Прославился Прошедовский, среди прочего, своими письмами великим современникам. Письма были патетические и страстные. Писал Прошедовский всем, кого можно было отыскать в энциклопедии – королям, президентам, диктаторам, музыкантам, кинозвездам, художникам – одним словом, всем. И от всех своих адресатов гневно чего-то требовал: от президентов – увеличения надоев, от диктаторов – дальнейшего развития демократии, от музыкантов – справедливой жеребьевки чемпионата мира по футболу.
Отвечали Прошедовскому редко, но всегда нецензурно. Впрочем, это его не огорчало. Ему, как какому-нибудь допотопному йогу, не важен был результат – он получал удовольствие от процесса. Запри Прошедовского на необитаемом острове – и там бы он продолжал писать, а написанное читал бы с берега вслух рыбам и попугаям.
Завидовали Прошедовскому самой черной завистью, на которую способны только журналисты и театральные актеры. Завидовали его хватке, изворотливости, умению писать без запятых, одними простыми предложениями. Завидовали, наконец, всероссийской славе, такой сокрушительной, что в редакцию он ходил черным ходом – у парадного стояла очередь из желающих набить ему морду.

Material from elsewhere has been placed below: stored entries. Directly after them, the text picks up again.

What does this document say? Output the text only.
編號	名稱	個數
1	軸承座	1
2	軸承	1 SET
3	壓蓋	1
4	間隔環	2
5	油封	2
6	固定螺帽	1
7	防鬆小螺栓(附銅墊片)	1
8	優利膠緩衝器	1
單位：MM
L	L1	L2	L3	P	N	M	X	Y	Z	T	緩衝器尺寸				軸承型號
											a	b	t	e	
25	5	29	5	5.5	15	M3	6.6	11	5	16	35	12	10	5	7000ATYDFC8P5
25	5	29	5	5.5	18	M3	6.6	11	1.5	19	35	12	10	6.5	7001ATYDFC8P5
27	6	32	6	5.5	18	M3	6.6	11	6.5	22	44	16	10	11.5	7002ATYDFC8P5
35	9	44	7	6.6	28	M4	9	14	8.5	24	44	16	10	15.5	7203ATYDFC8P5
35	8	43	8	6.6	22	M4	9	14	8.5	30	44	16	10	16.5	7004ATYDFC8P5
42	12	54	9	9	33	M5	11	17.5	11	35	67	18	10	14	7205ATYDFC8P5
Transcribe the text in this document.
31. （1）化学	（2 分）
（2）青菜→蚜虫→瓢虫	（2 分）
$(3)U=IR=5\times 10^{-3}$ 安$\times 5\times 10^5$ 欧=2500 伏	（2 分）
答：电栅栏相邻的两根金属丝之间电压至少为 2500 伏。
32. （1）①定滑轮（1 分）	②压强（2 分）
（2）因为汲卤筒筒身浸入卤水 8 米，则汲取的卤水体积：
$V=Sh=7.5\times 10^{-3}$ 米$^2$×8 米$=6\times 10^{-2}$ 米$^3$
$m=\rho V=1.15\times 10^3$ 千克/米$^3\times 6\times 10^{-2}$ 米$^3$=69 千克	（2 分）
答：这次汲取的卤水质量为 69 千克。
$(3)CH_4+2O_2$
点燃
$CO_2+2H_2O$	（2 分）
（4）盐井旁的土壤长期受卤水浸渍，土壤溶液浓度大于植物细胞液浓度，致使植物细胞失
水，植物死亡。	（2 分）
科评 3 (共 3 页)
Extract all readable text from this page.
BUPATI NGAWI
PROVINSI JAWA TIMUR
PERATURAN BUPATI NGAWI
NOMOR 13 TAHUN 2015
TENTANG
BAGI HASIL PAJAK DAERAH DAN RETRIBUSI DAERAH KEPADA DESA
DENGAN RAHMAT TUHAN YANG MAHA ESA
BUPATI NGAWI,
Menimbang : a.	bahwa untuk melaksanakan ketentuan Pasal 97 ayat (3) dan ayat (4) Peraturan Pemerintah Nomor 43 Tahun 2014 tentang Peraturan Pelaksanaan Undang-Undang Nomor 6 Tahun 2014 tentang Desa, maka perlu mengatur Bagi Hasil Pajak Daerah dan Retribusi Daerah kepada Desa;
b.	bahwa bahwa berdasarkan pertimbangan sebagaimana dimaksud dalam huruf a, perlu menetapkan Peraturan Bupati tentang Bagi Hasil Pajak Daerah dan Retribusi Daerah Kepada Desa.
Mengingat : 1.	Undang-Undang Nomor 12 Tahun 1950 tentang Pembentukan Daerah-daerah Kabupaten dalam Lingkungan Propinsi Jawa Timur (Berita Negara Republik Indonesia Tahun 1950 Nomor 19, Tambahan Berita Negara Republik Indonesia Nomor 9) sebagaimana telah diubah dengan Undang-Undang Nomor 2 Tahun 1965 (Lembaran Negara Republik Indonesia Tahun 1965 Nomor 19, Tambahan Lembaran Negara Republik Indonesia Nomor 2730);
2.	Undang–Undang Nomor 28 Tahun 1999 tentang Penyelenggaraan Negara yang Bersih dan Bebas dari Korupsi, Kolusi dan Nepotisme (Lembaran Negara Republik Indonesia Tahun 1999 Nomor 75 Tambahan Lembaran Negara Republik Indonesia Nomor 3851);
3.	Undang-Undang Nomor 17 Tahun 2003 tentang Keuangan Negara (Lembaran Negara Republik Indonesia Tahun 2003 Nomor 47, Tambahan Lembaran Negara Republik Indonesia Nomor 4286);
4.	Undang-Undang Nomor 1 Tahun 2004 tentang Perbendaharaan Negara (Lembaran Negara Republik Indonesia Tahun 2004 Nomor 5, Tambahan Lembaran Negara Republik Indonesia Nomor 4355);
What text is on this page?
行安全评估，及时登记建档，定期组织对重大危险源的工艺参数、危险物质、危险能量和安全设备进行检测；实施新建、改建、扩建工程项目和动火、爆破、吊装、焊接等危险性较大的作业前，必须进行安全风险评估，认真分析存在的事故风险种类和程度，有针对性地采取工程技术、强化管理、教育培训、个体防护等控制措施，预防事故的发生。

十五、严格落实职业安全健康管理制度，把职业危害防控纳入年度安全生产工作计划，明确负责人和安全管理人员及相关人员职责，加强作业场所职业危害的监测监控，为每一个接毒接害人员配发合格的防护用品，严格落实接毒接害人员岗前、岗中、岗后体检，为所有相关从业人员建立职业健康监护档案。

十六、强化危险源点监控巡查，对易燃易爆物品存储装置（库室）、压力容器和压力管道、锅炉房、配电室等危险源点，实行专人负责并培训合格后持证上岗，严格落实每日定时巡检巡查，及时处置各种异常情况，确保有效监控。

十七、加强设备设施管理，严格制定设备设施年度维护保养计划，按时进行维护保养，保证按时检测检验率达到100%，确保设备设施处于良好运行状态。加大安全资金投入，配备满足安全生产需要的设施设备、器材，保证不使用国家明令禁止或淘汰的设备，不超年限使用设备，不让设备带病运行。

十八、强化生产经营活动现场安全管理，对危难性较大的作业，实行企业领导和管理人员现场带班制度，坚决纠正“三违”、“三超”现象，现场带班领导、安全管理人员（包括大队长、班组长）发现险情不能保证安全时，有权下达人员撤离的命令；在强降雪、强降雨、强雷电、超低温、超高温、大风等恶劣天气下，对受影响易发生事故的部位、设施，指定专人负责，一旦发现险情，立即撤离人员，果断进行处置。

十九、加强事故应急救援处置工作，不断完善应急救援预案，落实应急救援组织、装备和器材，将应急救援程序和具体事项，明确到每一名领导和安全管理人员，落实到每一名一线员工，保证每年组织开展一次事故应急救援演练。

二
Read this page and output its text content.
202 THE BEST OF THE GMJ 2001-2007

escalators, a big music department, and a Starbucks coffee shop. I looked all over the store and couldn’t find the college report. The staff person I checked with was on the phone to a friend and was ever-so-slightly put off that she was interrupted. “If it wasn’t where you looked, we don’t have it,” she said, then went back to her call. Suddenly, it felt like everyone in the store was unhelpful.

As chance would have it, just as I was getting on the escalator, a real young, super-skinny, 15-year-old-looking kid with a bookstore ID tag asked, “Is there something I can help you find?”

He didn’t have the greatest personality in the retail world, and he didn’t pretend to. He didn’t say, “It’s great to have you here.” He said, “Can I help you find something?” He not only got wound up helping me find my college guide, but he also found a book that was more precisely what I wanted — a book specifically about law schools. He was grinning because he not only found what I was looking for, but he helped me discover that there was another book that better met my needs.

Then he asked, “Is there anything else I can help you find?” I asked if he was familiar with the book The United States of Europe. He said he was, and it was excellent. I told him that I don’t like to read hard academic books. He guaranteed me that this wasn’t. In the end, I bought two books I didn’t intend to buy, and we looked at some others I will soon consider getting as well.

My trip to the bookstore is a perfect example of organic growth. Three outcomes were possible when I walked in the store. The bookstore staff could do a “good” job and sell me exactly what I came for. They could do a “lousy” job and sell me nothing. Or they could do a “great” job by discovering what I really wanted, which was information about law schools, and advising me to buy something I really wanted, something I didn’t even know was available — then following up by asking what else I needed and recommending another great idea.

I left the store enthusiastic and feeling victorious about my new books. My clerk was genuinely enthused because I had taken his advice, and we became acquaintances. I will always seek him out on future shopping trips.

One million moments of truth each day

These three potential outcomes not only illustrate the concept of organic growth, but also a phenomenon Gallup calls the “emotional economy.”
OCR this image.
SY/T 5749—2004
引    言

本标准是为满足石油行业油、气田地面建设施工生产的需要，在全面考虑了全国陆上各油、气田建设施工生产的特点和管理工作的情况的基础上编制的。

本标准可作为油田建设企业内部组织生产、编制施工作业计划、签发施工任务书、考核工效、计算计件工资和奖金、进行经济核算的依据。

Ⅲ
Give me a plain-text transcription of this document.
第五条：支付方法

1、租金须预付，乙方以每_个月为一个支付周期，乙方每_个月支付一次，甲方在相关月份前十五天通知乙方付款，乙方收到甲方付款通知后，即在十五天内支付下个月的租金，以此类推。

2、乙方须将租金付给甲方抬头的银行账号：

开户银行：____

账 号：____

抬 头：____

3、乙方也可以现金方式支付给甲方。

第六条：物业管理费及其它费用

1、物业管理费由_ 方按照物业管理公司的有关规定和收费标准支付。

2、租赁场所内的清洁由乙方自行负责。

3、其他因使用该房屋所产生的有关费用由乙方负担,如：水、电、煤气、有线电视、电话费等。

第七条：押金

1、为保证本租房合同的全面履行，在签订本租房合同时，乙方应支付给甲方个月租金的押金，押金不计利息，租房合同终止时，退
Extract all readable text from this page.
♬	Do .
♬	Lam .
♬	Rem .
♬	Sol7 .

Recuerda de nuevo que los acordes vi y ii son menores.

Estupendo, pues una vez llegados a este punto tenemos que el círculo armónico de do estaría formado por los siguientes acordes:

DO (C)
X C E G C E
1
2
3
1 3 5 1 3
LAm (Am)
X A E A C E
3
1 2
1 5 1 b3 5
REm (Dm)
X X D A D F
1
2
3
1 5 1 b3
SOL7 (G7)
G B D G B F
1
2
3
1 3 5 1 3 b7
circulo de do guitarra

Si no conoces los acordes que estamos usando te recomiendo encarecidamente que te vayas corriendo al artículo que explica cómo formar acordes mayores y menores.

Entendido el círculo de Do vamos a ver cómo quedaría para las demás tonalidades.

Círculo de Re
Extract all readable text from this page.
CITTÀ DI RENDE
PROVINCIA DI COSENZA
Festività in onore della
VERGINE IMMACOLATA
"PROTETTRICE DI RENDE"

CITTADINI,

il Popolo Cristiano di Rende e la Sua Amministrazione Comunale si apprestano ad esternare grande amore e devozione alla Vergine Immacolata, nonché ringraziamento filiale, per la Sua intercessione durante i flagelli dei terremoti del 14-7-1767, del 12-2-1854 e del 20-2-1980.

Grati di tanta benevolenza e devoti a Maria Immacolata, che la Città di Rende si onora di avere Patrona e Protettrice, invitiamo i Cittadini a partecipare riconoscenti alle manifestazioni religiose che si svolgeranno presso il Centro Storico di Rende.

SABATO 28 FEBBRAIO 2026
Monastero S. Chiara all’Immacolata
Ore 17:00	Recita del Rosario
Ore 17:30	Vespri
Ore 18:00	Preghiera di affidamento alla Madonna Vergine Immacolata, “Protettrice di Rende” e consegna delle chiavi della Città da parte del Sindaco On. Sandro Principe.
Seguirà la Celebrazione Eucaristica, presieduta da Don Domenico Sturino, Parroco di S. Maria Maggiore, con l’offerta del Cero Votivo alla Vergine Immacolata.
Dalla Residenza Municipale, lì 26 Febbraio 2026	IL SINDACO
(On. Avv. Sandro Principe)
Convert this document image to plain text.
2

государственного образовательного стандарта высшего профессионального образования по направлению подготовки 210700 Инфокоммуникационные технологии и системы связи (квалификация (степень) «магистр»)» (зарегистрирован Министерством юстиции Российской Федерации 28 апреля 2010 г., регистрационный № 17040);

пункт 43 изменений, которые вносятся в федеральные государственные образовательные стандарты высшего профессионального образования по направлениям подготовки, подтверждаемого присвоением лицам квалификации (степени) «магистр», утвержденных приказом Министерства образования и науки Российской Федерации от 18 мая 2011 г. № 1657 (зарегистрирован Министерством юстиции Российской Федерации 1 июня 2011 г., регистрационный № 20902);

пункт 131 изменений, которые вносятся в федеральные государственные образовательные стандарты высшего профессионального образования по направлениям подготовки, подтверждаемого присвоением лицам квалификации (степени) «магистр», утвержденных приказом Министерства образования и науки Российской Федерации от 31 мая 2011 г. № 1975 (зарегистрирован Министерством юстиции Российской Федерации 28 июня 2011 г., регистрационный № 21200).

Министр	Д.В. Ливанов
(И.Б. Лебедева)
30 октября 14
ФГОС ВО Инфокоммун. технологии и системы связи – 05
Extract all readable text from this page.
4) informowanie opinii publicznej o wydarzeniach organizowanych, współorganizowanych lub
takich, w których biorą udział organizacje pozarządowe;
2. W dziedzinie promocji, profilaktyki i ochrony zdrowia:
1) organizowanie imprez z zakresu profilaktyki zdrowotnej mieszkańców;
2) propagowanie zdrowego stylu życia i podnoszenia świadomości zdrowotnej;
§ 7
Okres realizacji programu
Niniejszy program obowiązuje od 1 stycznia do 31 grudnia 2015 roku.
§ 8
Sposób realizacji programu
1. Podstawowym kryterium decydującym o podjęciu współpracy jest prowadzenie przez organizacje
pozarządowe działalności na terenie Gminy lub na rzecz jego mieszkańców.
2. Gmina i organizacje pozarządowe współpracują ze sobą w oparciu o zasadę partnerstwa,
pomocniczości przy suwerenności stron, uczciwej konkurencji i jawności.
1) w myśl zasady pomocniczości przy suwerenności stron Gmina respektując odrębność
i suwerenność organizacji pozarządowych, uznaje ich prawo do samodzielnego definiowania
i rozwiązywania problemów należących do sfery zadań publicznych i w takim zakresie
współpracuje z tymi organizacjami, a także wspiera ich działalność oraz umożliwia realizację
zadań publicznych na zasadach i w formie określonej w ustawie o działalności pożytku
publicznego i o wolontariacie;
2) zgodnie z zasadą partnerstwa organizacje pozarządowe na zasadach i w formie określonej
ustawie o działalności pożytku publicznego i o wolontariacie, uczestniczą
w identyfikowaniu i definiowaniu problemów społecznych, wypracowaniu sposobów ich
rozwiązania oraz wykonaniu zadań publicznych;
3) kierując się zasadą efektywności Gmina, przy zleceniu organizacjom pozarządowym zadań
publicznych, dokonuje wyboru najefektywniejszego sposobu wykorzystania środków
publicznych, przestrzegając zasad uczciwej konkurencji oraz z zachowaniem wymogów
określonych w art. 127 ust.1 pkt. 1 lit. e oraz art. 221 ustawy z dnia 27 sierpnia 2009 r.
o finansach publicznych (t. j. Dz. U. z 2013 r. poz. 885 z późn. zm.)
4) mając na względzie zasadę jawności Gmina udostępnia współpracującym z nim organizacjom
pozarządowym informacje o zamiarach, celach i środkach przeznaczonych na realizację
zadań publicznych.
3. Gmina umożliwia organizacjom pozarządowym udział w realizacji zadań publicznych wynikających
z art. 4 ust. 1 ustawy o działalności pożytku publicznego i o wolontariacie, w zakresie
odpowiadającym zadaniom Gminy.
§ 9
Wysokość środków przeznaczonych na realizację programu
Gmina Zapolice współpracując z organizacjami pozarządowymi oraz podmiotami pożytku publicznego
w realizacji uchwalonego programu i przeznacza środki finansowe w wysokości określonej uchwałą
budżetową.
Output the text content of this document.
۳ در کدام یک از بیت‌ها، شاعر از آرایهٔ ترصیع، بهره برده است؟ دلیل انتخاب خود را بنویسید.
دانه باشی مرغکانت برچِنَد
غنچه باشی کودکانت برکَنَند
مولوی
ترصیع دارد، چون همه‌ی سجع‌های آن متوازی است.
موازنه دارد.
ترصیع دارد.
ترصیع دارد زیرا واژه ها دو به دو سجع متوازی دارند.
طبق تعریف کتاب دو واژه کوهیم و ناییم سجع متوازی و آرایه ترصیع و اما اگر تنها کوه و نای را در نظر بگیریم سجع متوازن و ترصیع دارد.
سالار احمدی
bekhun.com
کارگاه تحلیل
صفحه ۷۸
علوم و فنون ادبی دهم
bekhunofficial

Больше всего, однако, завидовали его успешности и необыкновенной какой-то осведомленности – такой чудовищной, как будто конфидентом его был сам Сатана.
А, впрочем, рассказывать про Прошедовского незачем, достаточно просто взглянуть на его физиономию – и все станет ясно.
Совсем другое дело был Федор Михайлович Бобыль. С ним все время случались разные истории. Но, в отличие от Прошедовского, который железной рукой сам делал себе биографию, у Бобыля все происходило нечаянно, как бы само собой.
Есть люди, на лице которых с начала времен проставлено клеймо судьбы. Смотришь – и сразу видно: тот – неудачник, этот – жулик, а вон тот – богатый наследник. Такая же печать стояла на лице Бобыля. Длинная печальная физиономия его выражала добродушие и решительное нежелание вредить людям.
Бобыль, впрочем, не был революционером. Если ему приходилось обозревать статью главного редактора Матвея Никаноровича Хрустального, он всегда находил для него пару-другую добрых слов. Правда, закона сохранения энергии никто не отменял. Найдя пару добрых слов для главного, Бобыль вынужден был искать пару ругательных выражений для кого-то рангом пониже – так сказать, для сохранения равновесия. Потому что похвала только тогда и ценна, когда хвалят кого-то одного. А если все одинаково хороши – какая от этого радость главному редактору? Впрочем, это была такая мелочь, которую даже и в расчет брать нельзя, и привожу я ее только для того, чтобы читатель не думал, будто Бобыль был исключительно ангелом, за какие-то особые заслуги спущенным на землю.
Федор Михайлович Бобыль, как уже говорилось, был вовсе не ангел, он, скорее уж, являл собой тип старого еврея. На самом деле в то время ему было чуть больше сорока. Однако от возраста это никак не зависело – Бобыль был старым евреем от рождения.
Судьба его не жаловала. Регулярно он получал подлые удары сзади, спереди, с боков, и уж, конечно сверху.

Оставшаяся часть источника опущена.